Acting on intelligence supplied by the NCA, the social media firms have during the intervening time removed or suspended over 3300 posts, pages or accounts associated with people smuggling and organized crime, the agency claimed.

“The past year has seen a strong partnership develop between ourselves and the main social media companies, with the aim of preventing organized crime groups utilizing their platforms. Our understanding is growing all the time, and we now have a solid foundation which we can build on by working together,” said NCA director of threat leadership, Chris Farrimond.

“Tragically this last year has also seen a number of fatalities both in the English Channel and further afield in the Mediterranean. This hammers home to us all the need to do more to stop these crime groups who treat their fellow humans as a commodity to be profited from with no regard for their safety or security.”

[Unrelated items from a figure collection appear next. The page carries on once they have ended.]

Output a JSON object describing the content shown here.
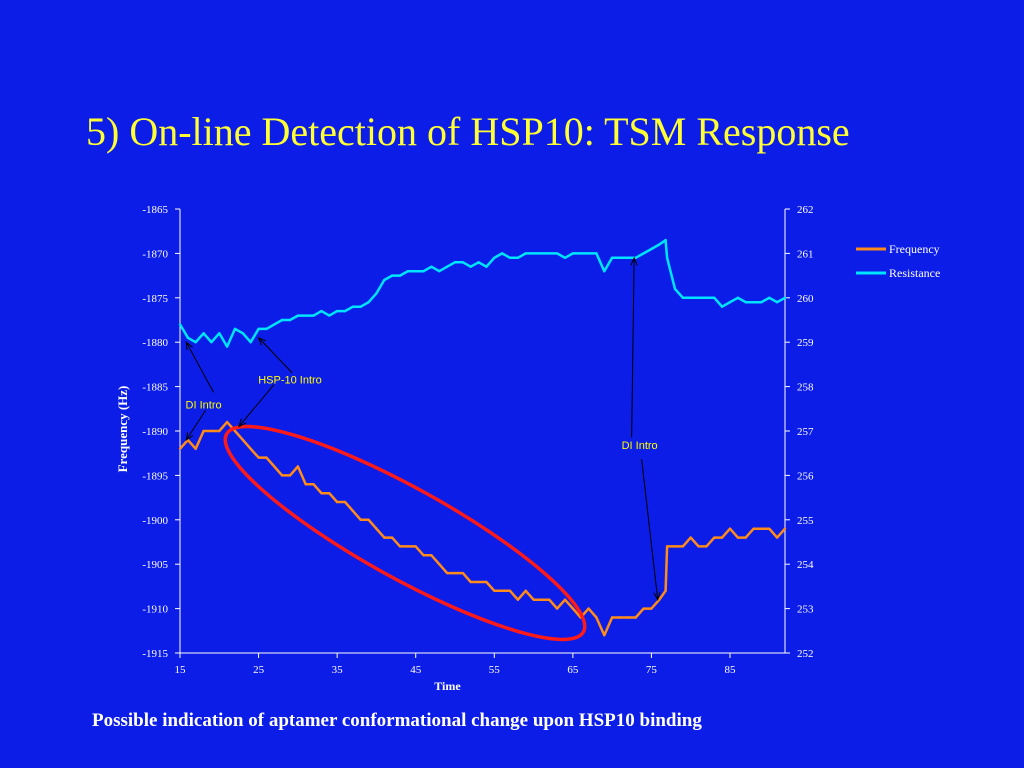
{
  "slide": {
    "title": "5) On-line Detection of HSP10: TSM Response",
    "caption": "Possible indication of aptamer conformational change upon HSP10 binding"
  },
  "colors": {
    "background": "#0c1de8",
    "title": "#ffff33",
    "frequency": "#ff8c1a",
    "resistance": "#00e5ff",
    "ellipse": "#ff1a1a",
    "text": "#ffffff",
    "annotation_text": "#ffff00"
  },
  "chart_data": {
    "type": "line",
    "title": "",
    "xlabel": "Time",
    "ylabel": "Frequency (Hz)",
    "y2label": "",
    "xlim": [
      15,
      92
    ],
    "xticks": [
      "15",
      "25",
      "35",
      "45",
      "55",
      "65",
      "75",
      "85"
    ],
    "ylim": [
      -1915,
      -1865
    ],
    "yticks": [
      "-1865",
      "-1870",
      "-1875",
      "-1880",
      "-1885",
      "-1890",
      "-1895",
      "-1900",
      "-1905",
      "-1910",
      "-1915"
    ],
    "y2lim": [
      252,
      262
    ],
    "y2ticks": [
      "262",
      "261",
      "260",
      "259",
      "258",
      "257",
      "256",
      "255",
      "254",
      "253",
      "252"
    ],
    "legend_position": "top-right",
    "series": [
      {
        "name": "Frequency",
        "axis": "left",
        "x": [
          15,
          16,
          17,
          18,
          19,
          20,
          21,
          22,
          23,
          24,
          25,
          26,
          27,
          28,
          29,
          30,
          31,
          32,
          33,
          34,
          35,
          36,
          37,
          38,
          39,
          40,
          41,
          42,
          43,
          44,
          45,
          46,
          47,
          48,
          49,
          50,
          51,
          52,
          53,
          54,
          55,
          56,
          57,
          58,
          59,
          60,
          61,
          62,
          63,
          64,
          65,
          66,
          67,
          68,
          69,
          70,
          71,
          72,
          73,
          74,
          75,
          76,
          76.8,
          77,
          78,
          79,
          80,
          81,
          82,
          83,
          84,
          85,
          86,
          87,
          88,
          89,
          90,
          91,
          92
        ],
        "values": [
          -1892,
          -1891,
          -1892,
          -1890,
          -1890,
          -1890,
          -1889,
          -1890,
          -1891,
          -1892,
          -1893,
          -1893,
          -1894,
          -1895,
          -1895,
          -1894,
          -1896,
          -1896,
          -1897,
          -1897,
          -1898,
          -1898,
          -1899,
          -1900,
          -1900,
          -1901,
          -1902,
          -1902,
          -1903,
          -1903,
          -1903,
          -1904,
          -1904,
          -1905,
          -1906,
          -1906,
          -1906,
          -1907,
          -1907,
          -1907,
          -1908,
          -1908,
          -1908,
          -1909,
          -1908,
          -1909,
          -1909,
          -1909,
          -1910,
          -1909,
          -1910,
          -1911,
          -1910,
          -1911,
          -1913,
          -1911,
          -1911,
          -1911,
          -1911,
          -1910,
          -1910,
          -1909,
          -1908,
          -1903,
          -1903,
          -1903,
          -1902,
          -1903,
          -1903,
          -1902,
          -1902,
          -1901,
          -1902,
          -1902,
          -1901,
          -1901,
          -1901,
          -1902,
          -1901
        ]
      },
      {
        "name": "Resistance",
        "axis": "right",
        "x": [
          15,
          16,
          17,
          18,
          19,
          20,
          21,
          22,
          23,
          24,
          25,
          26,
          27,
          28,
          29,
          30,
          31,
          32,
          33,
          34,
          35,
          36,
          37,
          38,
          39,
          40,
          41,
          42,
          43,
          44,
          45,
          46,
          47,
          48,
          49,
          50,
          51,
          52,
          53,
          54,
          55,
          56,
          57,
          58,
          59,
          60,
          61,
          62,
          63,
          64,
          65,
          66,
          67,
          68,
          69,
          70,
          71,
          72,
          73,
          74,
          75,
          76,
          76.8,
          77,
          78,
          79,
          80,
          81,
          82,
          83,
          84,
          85,
          86,
          87,
          88,
          89,
          90,
          91,
          92
        ],
        "values": [
          259.4,
          259.1,
          259.0,
          259.2,
          259.0,
          259.2,
          258.9,
          259.3,
          259.2,
          259.0,
          259.3,
          259.3,
          259.4,
          259.5,
          259.5,
          259.6,
          259.6,
          259.6,
          259.7,
          259.6,
          259.7,
          259.7,
          259.8,
          259.8,
          259.9,
          260.1,
          260.4,
          260.5,
          260.5,
          260.6,
          260.6,
          260.6,
          260.7,
          260.6,
          260.7,
          260.8,
          260.8,
          260.7,
          260.8,
          260.7,
          260.9,
          261.0,
          260.9,
          260.9,
          261.0,
          261.0,
          261.0,
          261.0,
          261.0,
          260.9,
          261.0,
          261.0,
          261.0,
          261.0,
          260.6,
          260.9,
          260.9,
          260.9,
          260.9,
          261.0,
          261.1,
          261.2,
          261.3,
          260.9,
          260.2,
          260.0,
          260.0,
          260.0,
          260.0,
          260.0,
          259.8,
          259.9,
          260.0,
          259.9,
          259.9,
          259.9,
          260.0,
          259.9,
          260.0
        ]
      }
    ],
    "annotations": [
      {
        "text": "DI Intro",
        "x": 18,
        "y2": 257.6
      },
      {
        "text": "HSP-10 Intro",
        "x": 29,
        "y2": 258
      },
      {
        "text": "DI Intro",
        "x": 73.5,
        "y2": 256.5
      }
    ]
  }
}
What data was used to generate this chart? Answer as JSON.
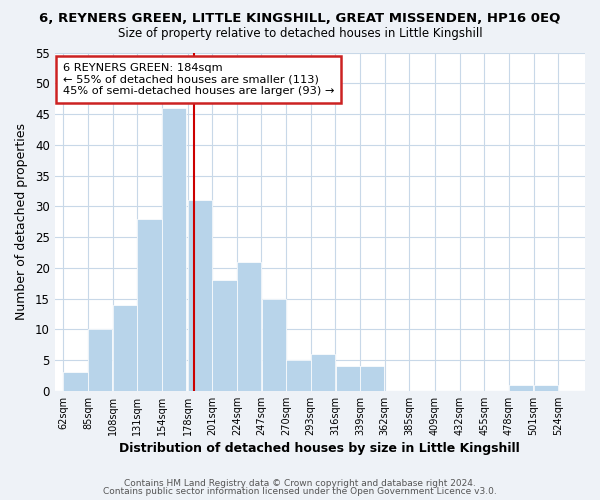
{
  "title": "6, REYNERS GREEN, LITTLE KINGSHILL, GREAT MISSENDEN, HP16 0EQ",
  "subtitle": "Size of property relative to detached houses in Little Kingshill",
  "xlabel": "Distribution of detached houses by size in Little Kingshill",
  "ylabel": "Number of detached properties",
  "bar_left_edges": [
    62,
    85,
    108,
    131,
    154,
    178,
    201,
    224,
    247,
    270,
    293,
    316,
    339,
    362,
    385,
    409,
    432,
    455,
    478,
    501
  ],
  "bar_heights": [
    3,
    10,
    14,
    28,
    46,
    31,
    18,
    21,
    15,
    5,
    6,
    4,
    4,
    0,
    0,
    0,
    0,
    0,
    1,
    1
  ],
  "bin_width": 23,
  "bar_color": "#b8d4ea",
  "bar_edge_color": "#ffffff",
  "reference_line_x": 184,
  "reference_line_color": "#cc0000",
  "ylim": [
    0,
    55
  ],
  "yticks": [
    0,
    5,
    10,
    15,
    20,
    25,
    30,
    35,
    40,
    45,
    50,
    55
  ],
  "x_tick_labels": [
    "62sqm",
    "85sqm",
    "108sqm",
    "131sqm",
    "154sqm",
    "178sqm",
    "201sqm",
    "224sqm",
    "247sqm",
    "270sqm",
    "293sqm",
    "316sqm",
    "339sqm",
    "362sqm",
    "385sqm",
    "409sqm",
    "432sqm",
    "455sqm",
    "478sqm",
    "501sqm",
    "524sqm"
  ],
  "x_tick_positions": [
    62,
    85,
    108,
    131,
    154,
    178,
    201,
    224,
    247,
    270,
    293,
    316,
    339,
    362,
    385,
    409,
    432,
    455,
    478,
    501,
    524
  ],
  "annotation_title": "6 REYNERS GREEN: 184sqm",
  "annotation_line1": "← 55% of detached houses are smaller (113)",
  "annotation_line2": "45% of semi-detached houses are larger (93) →",
  "bg_color": "#eef2f7",
  "plot_bg_color": "#ffffff",
  "grid_color": "#c8d8e8",
  "footer_line1": "Contains HM Land Registry data © Crown copyright and database right 2024.",
  "footer_line2": "Contains public sector information licensed under the Open Government Licence v3.0."
}
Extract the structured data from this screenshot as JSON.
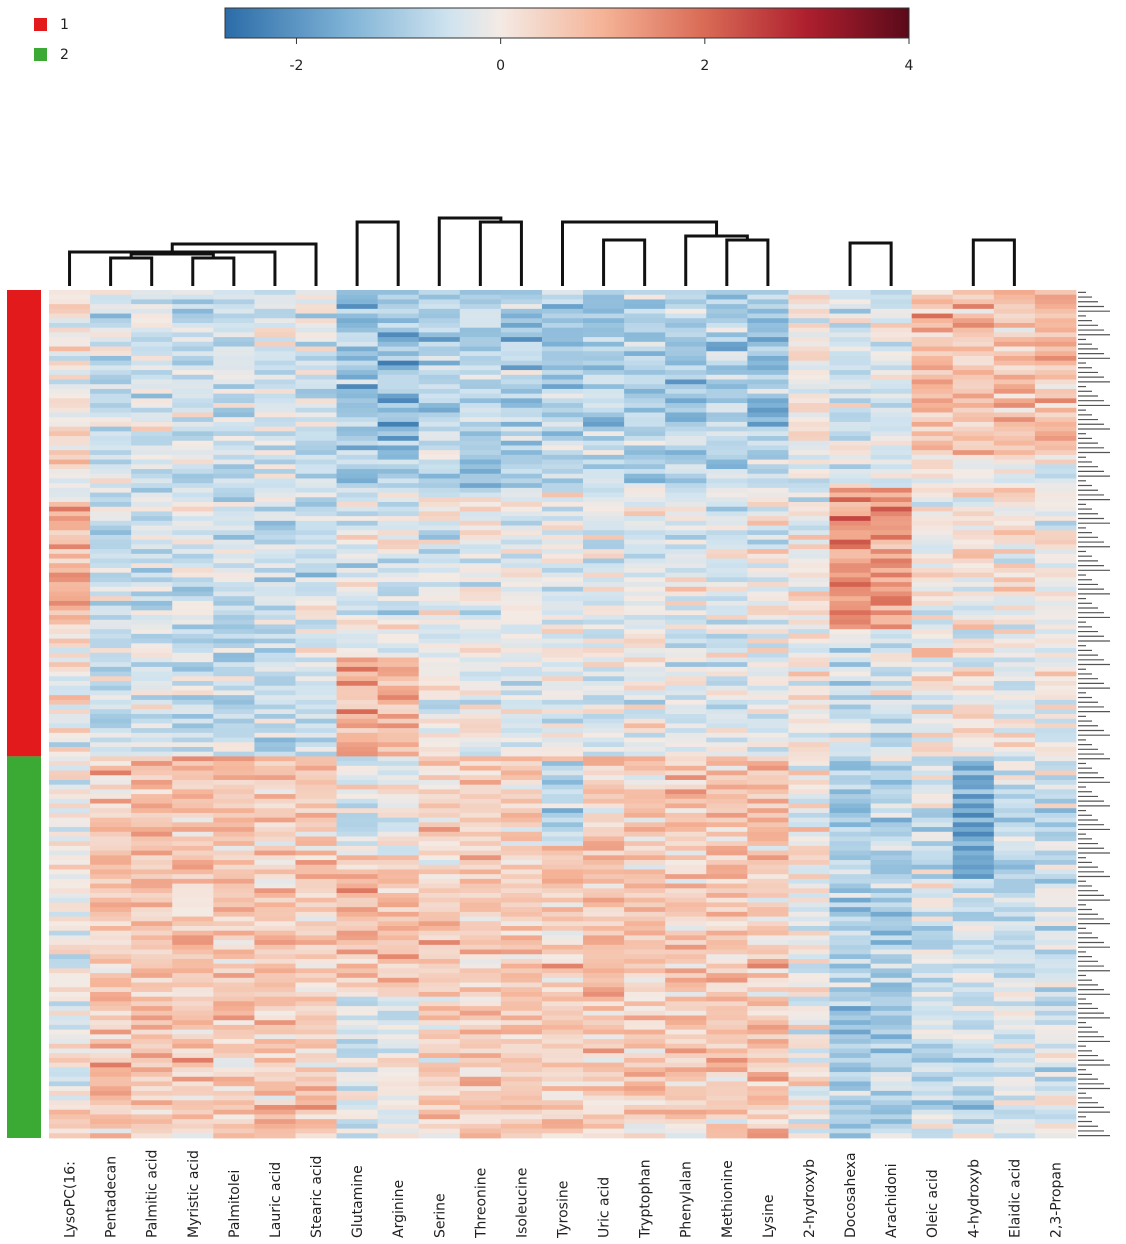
{
  "chart_data": {
    "type": "heatmap",
    "title": "",
    "xlabel": "",
    "ylabel": "",
    "legend": {
      "groups": [
        {
          "label": "1",
          "color": "#e31a1c"
        },
        {
          "label": "2",
          "color": "#3aaa35"
        }
      ]
    },
    "colorbar": {
      "min": -2.7,
      "max": 4,
      "ticks": [
        -2,
        0,
        2,
        4
      ],
      "tick_labels": [
        "-2",
        "0",
        "2",
        "4"
      ],
      "stops": [
        {
          "value": -2.7,
          "color": "#2b6ca8"
        },
        {
          "value": -1.5,
          "color": "#7fb3d6"
        },
        {
          "value": -0.5,
          "color": "#cfe3ef"
        },
        {
          "value": 0,
          "color": "#f4eae4"
        },
        {
          "value": 1,
          "color": "#f5b397"
        },
        {
          "value": 2,
          "color": "#d96a55"
        },
        {
          "value": 3,
          "color": "#ae1f2e"
        },
        {
          "value": 4,
          "color": "#5a0a1a"
        }
      ]
    },
    "columns": [
      "LysoPC(16:",
      "Pentadecan",
      "Palmitic acid",
      "Myristic acid",
      "Palmitolei",
      "Lauric acid",
      "Stearic acid",
      "Glutamine",
      "Arginine",
      "Serine",
      "Threonine",
      "Isoleucine",
      "Tyrosine",
      "Uric acid",
      "Tryptophan",
      "Phenylalan",
      "Methionine",
      "Lysine",
      "2-hydroxyb",
      "Docosahexa",
      "Arachidoni",
      "Oleic acid",
      "4-hydroxyb",
      "Elaidic acid",
      "2,3-Propan"
    ],
    "n_samples": 180,
    "row_groups": [
      {
        "group": "1",
        "count": 99
      },
      {
        "group": "2",
        "count": 81
      }
    ],
    "column_dendrogram": [
      [
        1,
        2
      ],
      [
        3,
        4
      ],
      [
        25,
        26
      ],
      [
        0,
        5
      ],
      [
        27,
        28
      ],
      [
        29,
        6
      ],
      [
        16,
        17
      ],
      [
        15,
        31
      ],
      [
        13,
        14
      ],
      [
        7,
        8
      ],
      [
        10,
        11
      ],
      [
        9,
        35
      ],
      [
        32,
        12
      ],
      [
        37,
        38
      ],
      [
        36,
        39
      ],
      [
        19,
        20
      ],
      [
        22,
        23
      ],
      [
        41,
        24
      ],
      [
        21,
        42
      ],
      [
        18,
        43
      ],
      [
        40,
        17
      ],
      [
        45,
        44
      ],
      [
        30,
        46
      ],
      [
        34,
        47
      ]
    ],
    "row_labels_note": "Sample labels at right are overplotted and illegible"
  }
}
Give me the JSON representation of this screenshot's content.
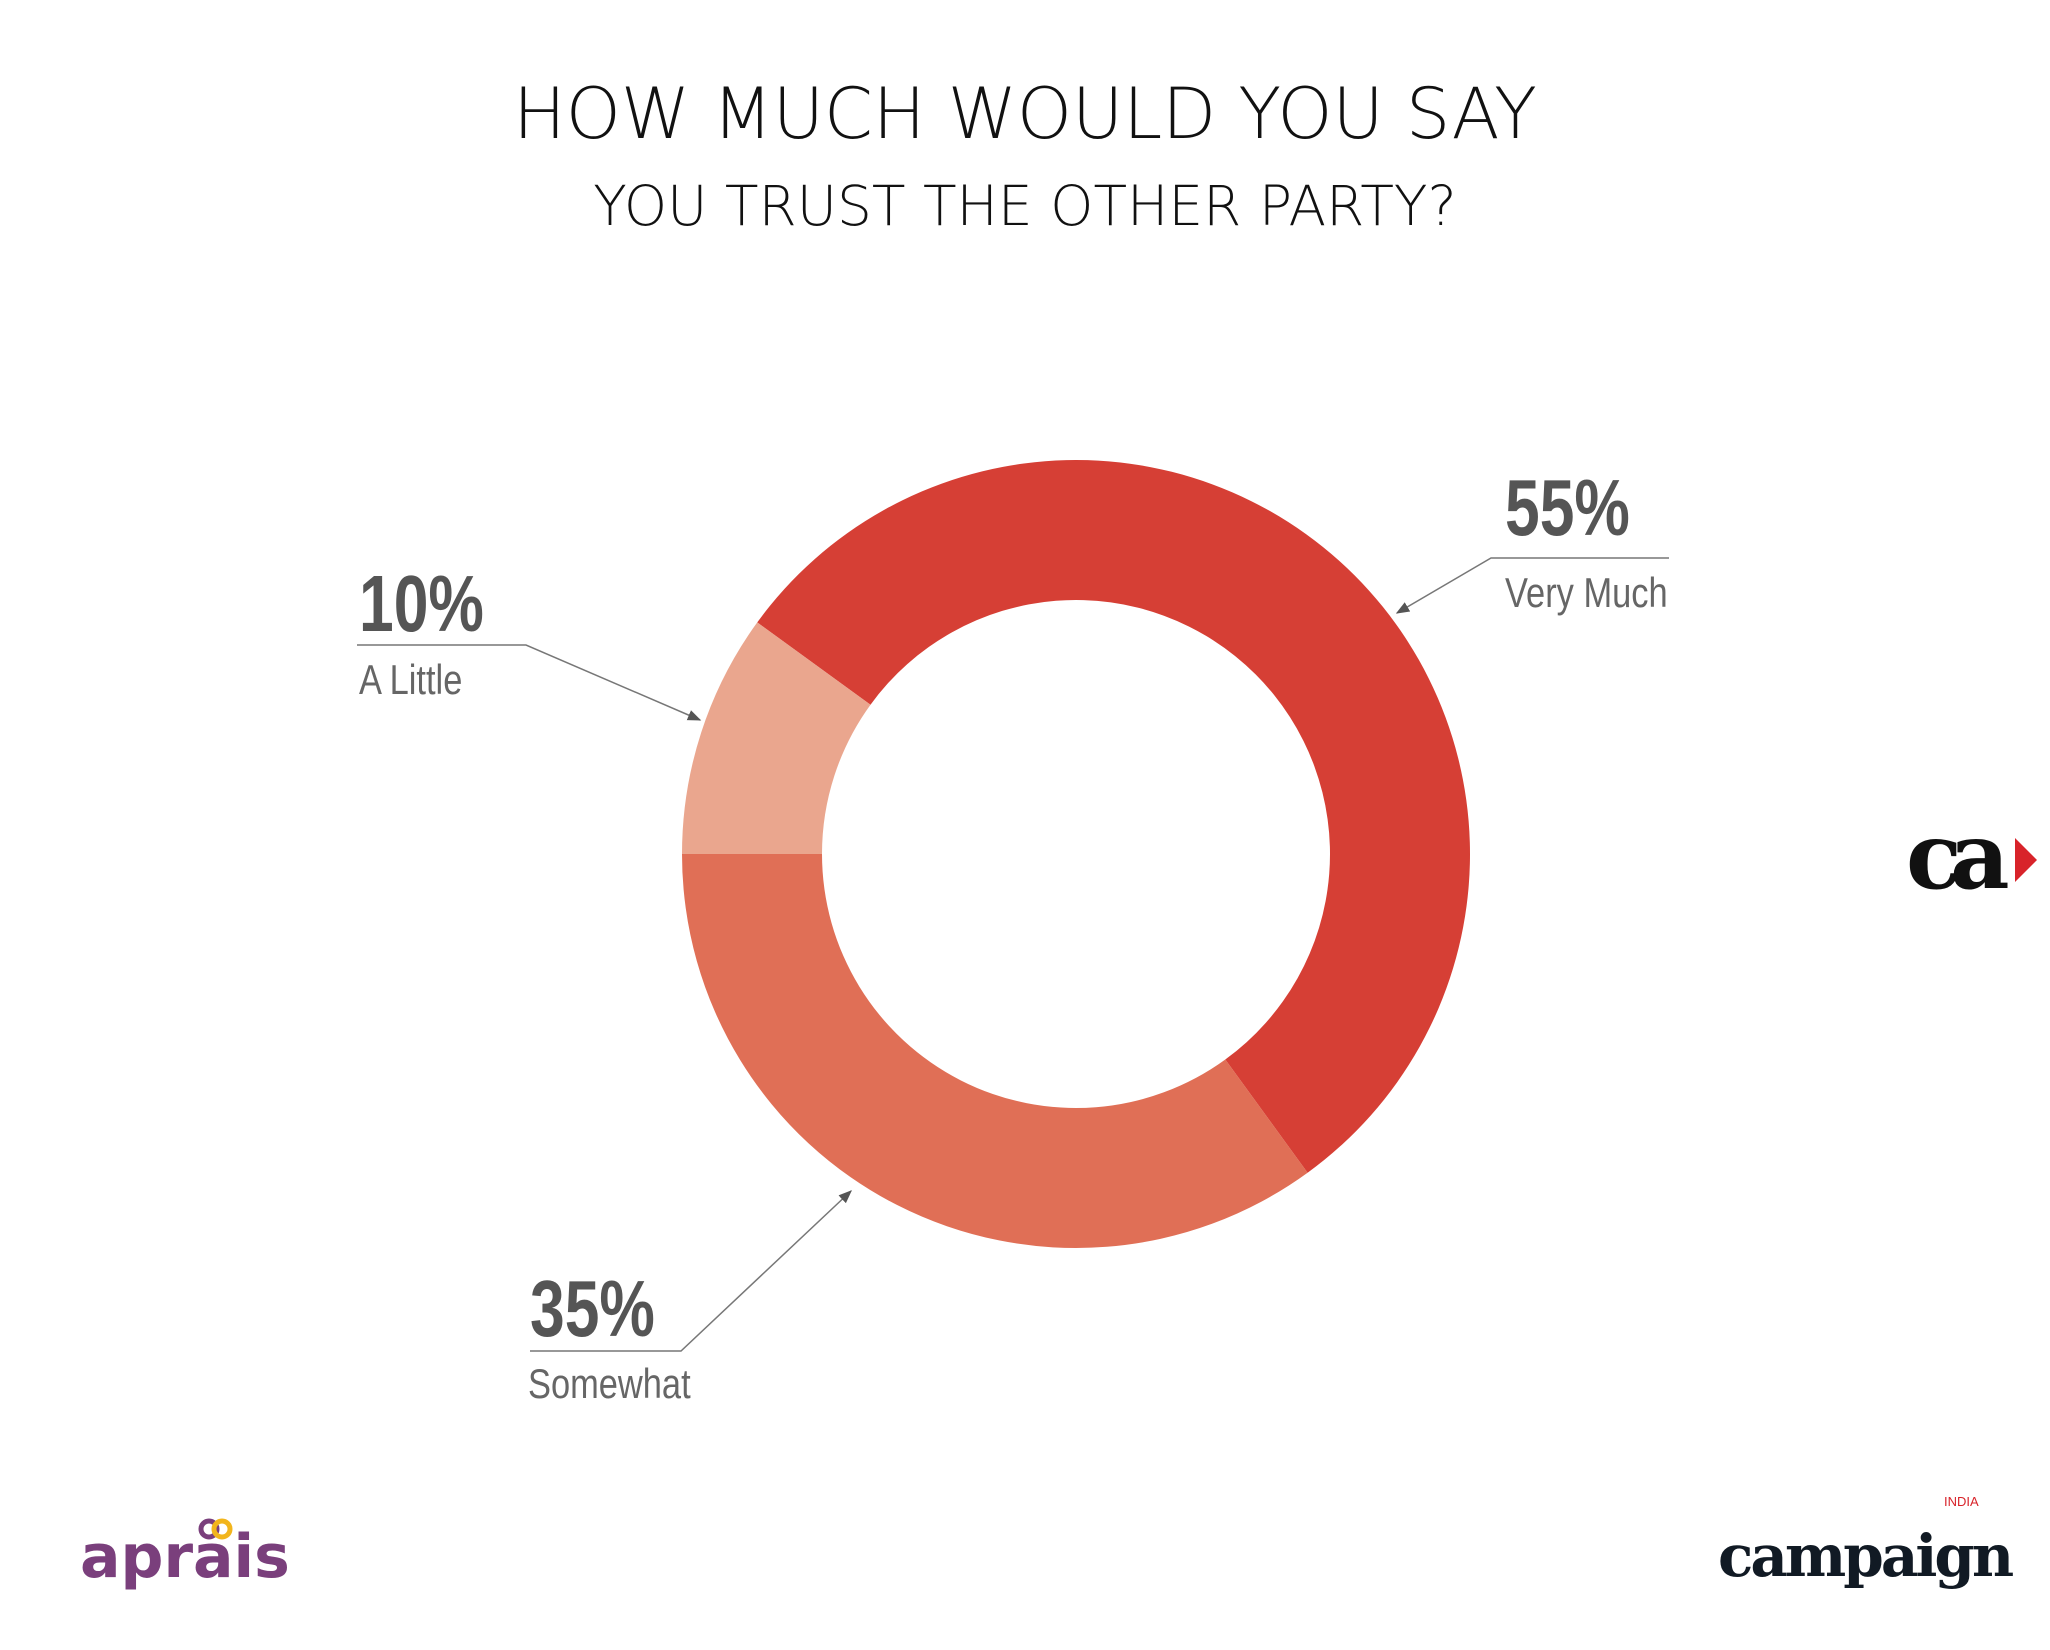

Read more on tech’s role in human trafficking: Europol “Hackathon” Identifies Scores of Human Trafficking Victims.

The NCA said it currently has over 90 investigations open into networks or individuals in “the top tier” of people smuggling or human trafficking – the highest since the agency was founded nearly a decade ago.

Immigration minister, Robert Jenrick, said a new Illegal Migration Bill would give immigration officers new powers to seize electronic devices from people who come to the UK illegally, enabling them to track the people smugglers who made it possible.

Yet the same bill has been widely criticized, including by the United Nations refugee agency, for preventing legitimate asylum seekers from claiming refuge in the country. That in turn would only swell the numbers desperately turning to human traffickers, it has been argued.